A set of news articles that contains 30 mentions of locations. An extractor extracts 24 location entities, 6 of which are incorrect. What are the Precision and Recall values?
Correct me if i were wrong TP=18, FP=6, FN=6,THEN both recall and precision be .75
Following the Wikipedia definition:
Precision = |relevant docs retrieved| / |retrieved documents| = 18 / 24 = 0.75
Recall = |relevant docs retrieved| / |relevant docs| = 18 / ??
To work out the recall we need to know how many correct locations are in the initial collection of 30 locations.
Edit:
Taking into account that the new problem statement is the following: "Consider a set of news articles that contains 30 mentions of locations.
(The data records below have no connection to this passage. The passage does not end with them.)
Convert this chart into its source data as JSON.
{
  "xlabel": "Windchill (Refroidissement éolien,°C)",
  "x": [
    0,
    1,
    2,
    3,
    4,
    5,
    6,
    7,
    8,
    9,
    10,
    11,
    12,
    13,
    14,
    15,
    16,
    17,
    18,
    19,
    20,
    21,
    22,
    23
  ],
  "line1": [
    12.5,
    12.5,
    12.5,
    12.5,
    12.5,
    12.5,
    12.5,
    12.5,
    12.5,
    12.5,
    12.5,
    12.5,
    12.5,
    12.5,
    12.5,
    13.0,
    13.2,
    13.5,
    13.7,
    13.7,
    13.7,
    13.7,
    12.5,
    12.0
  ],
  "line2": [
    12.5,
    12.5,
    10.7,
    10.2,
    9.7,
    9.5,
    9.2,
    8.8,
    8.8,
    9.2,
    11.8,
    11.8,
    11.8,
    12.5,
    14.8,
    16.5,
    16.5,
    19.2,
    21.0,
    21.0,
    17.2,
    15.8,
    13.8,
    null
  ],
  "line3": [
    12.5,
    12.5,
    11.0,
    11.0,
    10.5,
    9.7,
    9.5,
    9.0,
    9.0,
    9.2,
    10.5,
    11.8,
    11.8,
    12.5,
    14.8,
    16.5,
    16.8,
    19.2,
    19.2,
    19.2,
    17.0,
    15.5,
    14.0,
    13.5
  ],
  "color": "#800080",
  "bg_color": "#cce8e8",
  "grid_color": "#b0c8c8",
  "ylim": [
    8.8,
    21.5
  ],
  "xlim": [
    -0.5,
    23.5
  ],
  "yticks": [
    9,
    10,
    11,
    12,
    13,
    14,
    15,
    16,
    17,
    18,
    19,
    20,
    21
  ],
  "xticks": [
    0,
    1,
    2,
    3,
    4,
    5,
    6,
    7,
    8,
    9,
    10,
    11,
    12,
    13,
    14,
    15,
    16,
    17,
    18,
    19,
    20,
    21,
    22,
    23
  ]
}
From this source, an extractor extracts 24 location entities, 6 of which are incorrect. What are the Precision and Recall values? with possible answers:
There is no possible answer, none of the four options are possible.
The justification is the following: The precision can be computed easily as it has been done before and the value is 0.75
For the recall we don't know the total number of correct locations in the initial collection, but at least, we know that there are 18 correct locations (from a total of 30 locations), because the extractor has reached this value. But in the collection could be more than 18 correct locations, it could be 19, 20, 21, 22 or 23. From 24 to 30 is not possible, because, at least we know that there are 6 incorrect locations (because the extractor has reached this number).
Then, the answer is chosen by discarding the possibilities. As P=0.75, then we only have two possibilities: R=0.60 or R=0.50.
If we test the possible values, we have that:
R=18/18=1.0, R=18/19=0.94, R=18/20=0.9, R=18/21= 0.85,
R=18/22=0.81, R=18/23=0.78.
As R cannot be either 0.5 nor 0.6, then there is no possible answer to this question.
Moreover, the proposed solution in your question, i.e., R = 0.75, it is not possible either.
Hope it will be helpful!